田中将大投手のメジャー挑戦は私を強い気持ちにさせてくれます。そんな田中投手にエールを贈るような記事があります。西村欣也さんの「田中にバトン、超一流の処世術」(平成26年1月28日、朝日新聞朝刊)というタイトルの記事です。二人の日本人メジャーリーガーの話をもってエールにしています。

元ニューヨークヤンキース松井秀喜選手のルーキーイヤー言葉です。「自分にコントロールできることと、できないことを分ける。コントロールできないことには関心を持ってはいけない」。

そしてメジャーで打てなくて批判された時の記事に関しては、「気にはなりません。記者が書くことは僕にはコントロールできません。コントロールできないことには関心を持ちません」。

もう一人がニューヨークヤンキースのイチロー選手です。打率争いの質問に関して、「愚問ですね。他の打者の成績は僕には制御できない。意識することはありません」と答えています。

共通していることは、自分がコントロールできることは自分でそれを克服しようと取り組みますが、自分で制御できないことには関心も力も注がないということです。誰か他の人がやっていることに対しては、自分が何もできることはありません。

しかし人は自分ができないことを誰かがやっていると、それを妬ましく思い、失敗すれば自分が浮かび上がると思うことがあります。でも私達はたった一人と向かい合っている訳ではありません。その一人が失敗したとしても、その役割が自分のところに回ってくることはありません。誰かが成功しようが失敗しようが自分には全く関係ないのです。自分が制御可能なところに関心を向け、それを完成させるように取り組むことで自分を高めることが大事です。

自分の成績が悪くて批判されるのであれば、批判する相手を批判するよりも自分の成績を上げるようにすれば良いことです。自分の打率が低いなら欠点を修正して打率を上げるようにすることが自分にできることです。勉強で成績が悪ければ、成績上位の生徒を羨むよりも、勉強をして成績をあげれば良いのです。

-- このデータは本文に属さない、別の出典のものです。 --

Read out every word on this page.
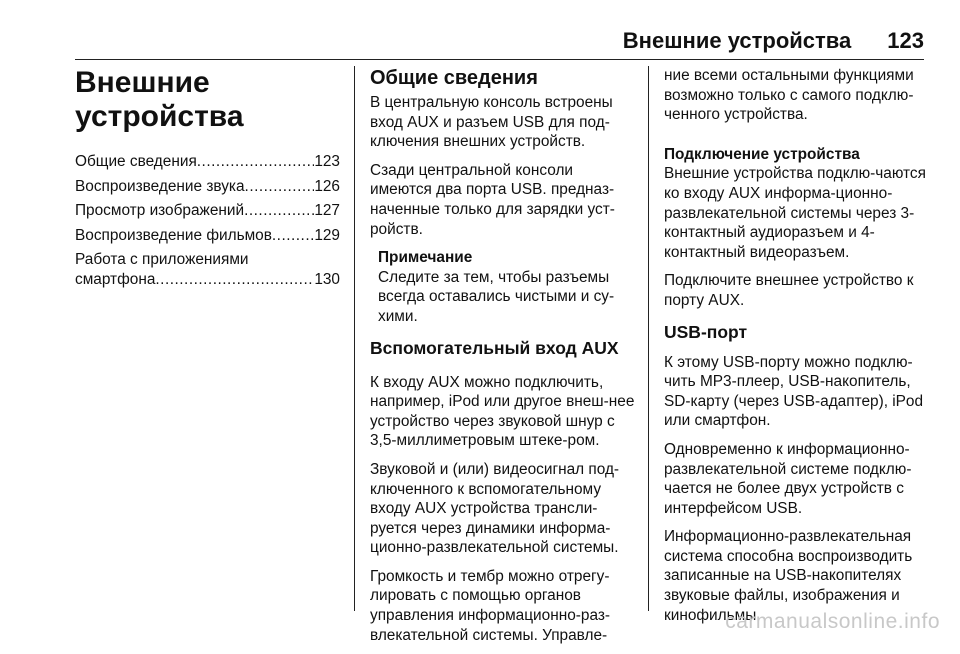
Внешние устройства 123
Внешние
устройства
Общие сведения .....	123
Воспроизведение звука .....	126
Просмотр изображений .....	127
Воспроизведение фильмов .....	129
Работа с приложениями
смартфона .....	130
Общие сведения

В центральную консоль встроены вход AUX и разъем USB для под-ключения внешних устройств.

Сзади центральной консоли имеются два порта USB. предназ-наченные только для зарядки уст-ройств.

Примечание
Следите за тем, чтобы разъемы всегда оставались чистыми и су-хими.
Вспомогательный вход AUX

К входу AUX можно подключить, например, iPod или другое внеш-нее устройство через звуковой шнур с 3,5-миллиметровым штеке-ром.

Звуковой и (или) видеосигнал под-ключенного к вспомогательному входу AUX устройства трансли-руется через динамики информа-ционно-развлекательной системы.

Громкость и тембр можно отрегу-лировать с помощью органов управления информационно-раз-влекательной системы. Управле-

ние всеми остальными функциями возможно только с самого подклю-ченного устройства.

Подключение устройства

Внешние устройства подклю-чаются ко входу AUX информа-ционно-развлекательной системы через 3-контактный аудиоразъем и 4-контактный видеоразъем.

Подключите внешнее устройство к порту AUX.

USB-порт

К этому USB-порту можно подклю-чить MP3-плеер, USB-накопитель, SD-карту (через USB-адаптер), iPod или смартфон.

Одновременно к информационно-развлекательной системе подклю-чается не более двух устройств с интерфейсом USB.

Информационно-развлекательная система способна воспроизводить записанные на USB-накопителях звуковые файлы, изображения и кинофильмы.

carmanualsonline.info
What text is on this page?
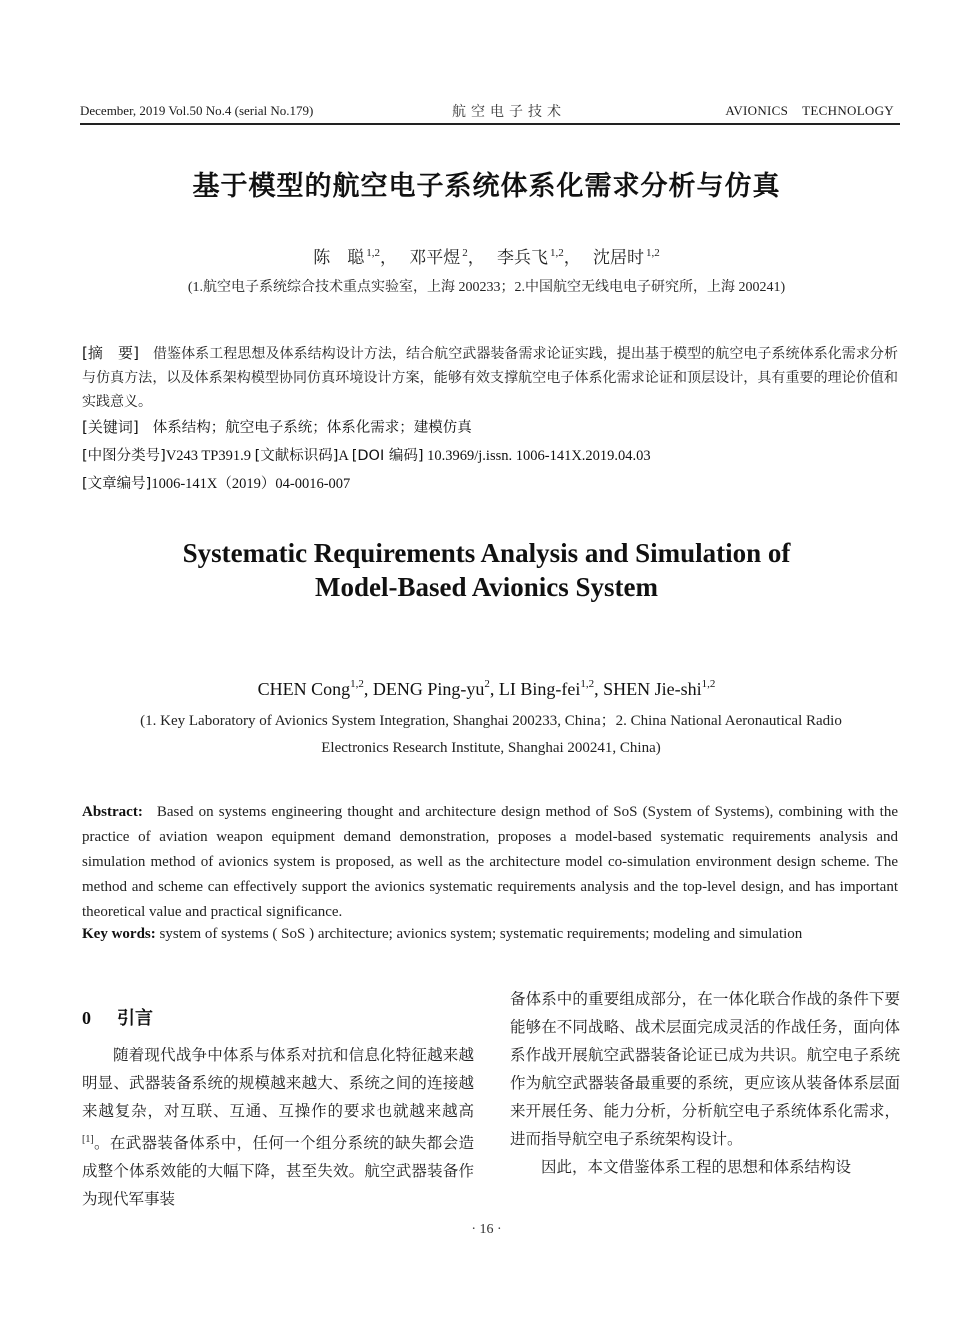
December, 2019 Vol.50 No.4 (serial No.179)	航空电子技术	AVIONICS TECHNOLOGY
基于模型的航空电子系统体系化需求分析与仿真
陈　聪 $^{1,2}$， 邓平煜 $^2$， 李兵飞 $^{1,2}$， 沈居时 $^{1,2}$
(1.航空电子系统综合技术重点实验室，上海 200233；2.中国航空无线电电子研究所，上海 200241)
[摘　要] 借鉴体系工程思想及体系结构设计方法，结合航空武器装备需求论证实践，提出基于模型的航空电子系统体系化需求分析与仿真方法，以及体系架构模型协同仿真环境设计方案，能够有效支撑航空电子体系化需求论证和顶层设计，具有重要的理论价值和实践意义。
[关键词] 体系结构；航空电子系统；体系化需求；建模仿真
[中图分类号]V243 TP391.9 [文献标识码]A [DOI 编码] 10.3969/j.issn. 1006-141X.2019.04.03
[文章编号]1006-141X（2019）04-0016-007
Systematic Requirements Analysis and Simulation of
Model-Based Avionics System
CHEN Cong$^{1,2}$, DENG Ping-$yu^2$, LI Bing-fei$^{1,2}$, SHEN Jie-shi$^{1,2}$
(1. Key Laboratory of Avionics System Integration, Shanghai 200233, China；2. China National Aeronautical Radio
Electronics Research Institute, Shanghai 200241, China)
Abstract: Based on systems engineering thought and architecture design method of SoS (System of Systems), combining with the practice of aviation weapon equipment demand demonstration, proposes a model-based systematic requirements analysis and simulation method of avionics system is proposed, as well as the architecture model co-simulation environment design scheme. The method and scheme can effectively support the avionics systematic requirements analysis and the top-level design, and has important theoretical value and practical significance.
Key words: system of systems ( SoS ) architecture; avionics system; systematic requirements; modeling and simulation
0 引言

随着现代战争中体系与体系对抗和信息化特征越来越明显、武器装备系统的规模越来越大、系统之间的连接越来越复杂，对互联、互通、互操作的要求也就越来越高[1]。在武器装备体系中，任何一个组分系统的缺失都会造成整个体系效能的大幅下降，甚至失效。航空武器装备作为现代军事装

备体系中的重要组成部分，在一体化联合作战的条件下要能够在不同战略、战术层面完成灵活的作战任务，面向体系作战开展航空武器装备论证已成为共识。航空电子系统作为航空武器装备最重要的系统，更应该从装备体系层面来开展任务、能力分析，分析航空电子系统体系化需求，进而指导航空电子系统架构设计。

因此，本文借鉴体系工程的思想和体系结构设

· 16 ·
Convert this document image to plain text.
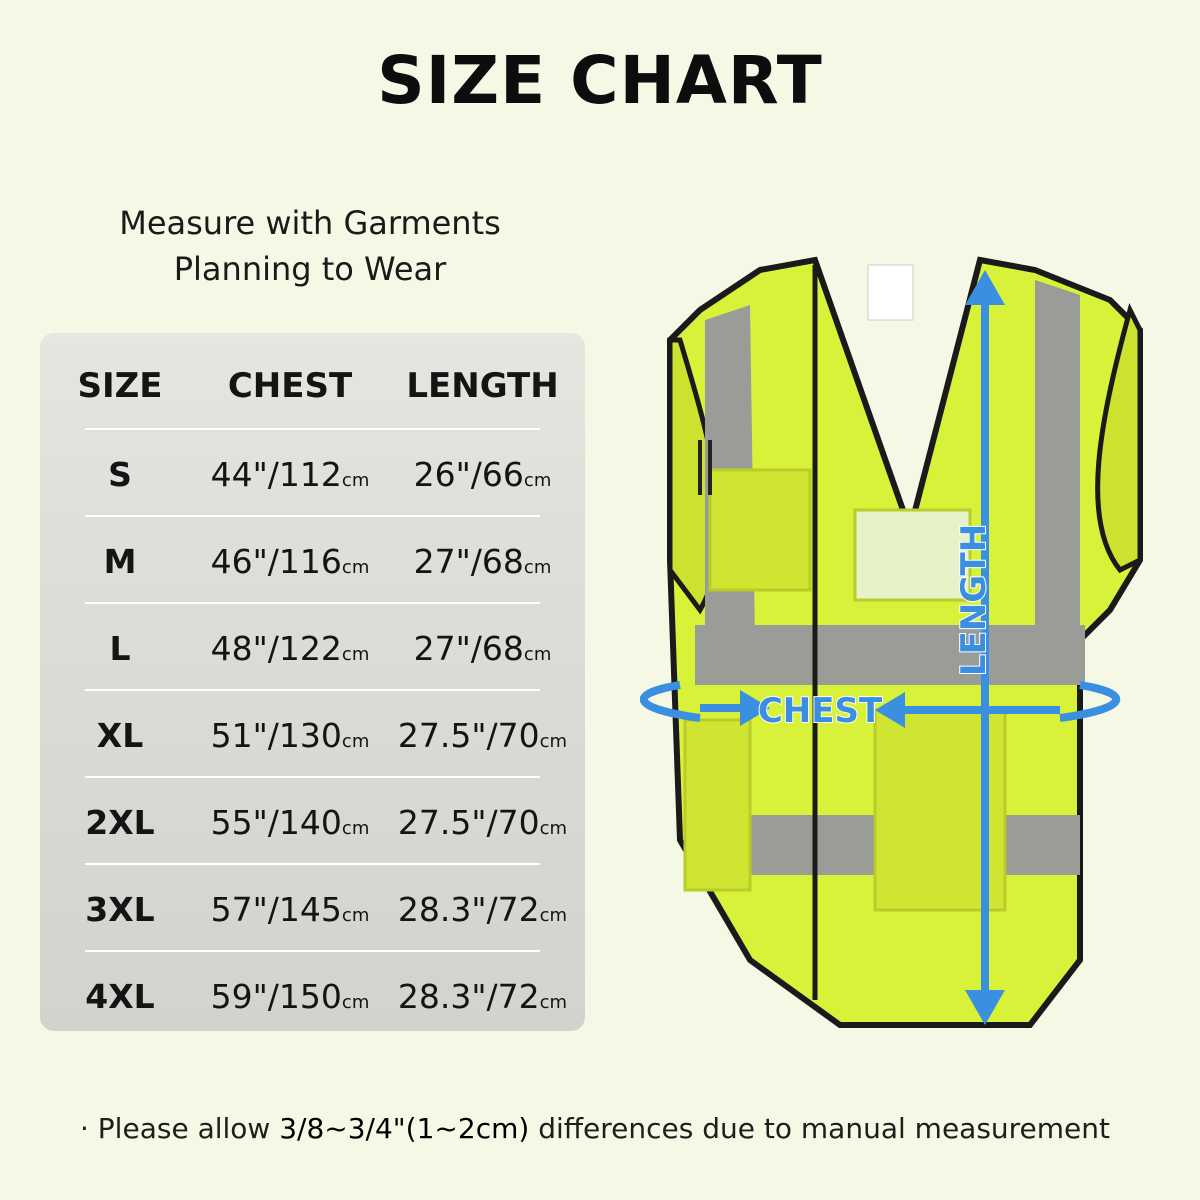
SIZE CHART
Measure with Garments
Planning to Wear
SIZE	CHEST	LENGTH
S	44"/112cm	26"/66cm
M	46"/116cm	27"/68cm
L	48"/122cm	27"/68cm
XL	51"/130cm 27.5"/70cm
2XL	55"/140cm 27.5"/70cm
3XL	57"/145cm 28.3"/72cm
4XL	59"/150cm 28.3"/72cm
LENGTH
CHEST
· Please allow 3/8~3/4"(1~2cm) differences due to manual measurement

自分では、相手の成績を下げることも、相手の打率を下げることも、相手の仕事を邪魔することもできません。自分でできることは自分の成績を上げること、自分の打率を上げること、そして自分の仕事で成果を上げることだけです。

それにしても平凡な私達は、誰かの悪口を言い、批判し過ぎているようです。悪口や批判は自分ができないことを誰かがやっている時に登場するものです。しかし悪口や批判をして自分が向上することはなく、むしろそれが外に聞こえると自分の評価を下げてしまいます。

自分できることをしないで、自分がコントロールできないことに力を注ぐ行為は、自分が二流であることを社会に知らせているようなものです。確かに身近にいる超一流と思う人物は、自分のできることだけに関心を持っています。自分が制御できないことに時間を費やすことはしていません。自分が制御できることに集中して、できることだけをやる。それが今よりも高いところに行く方法です。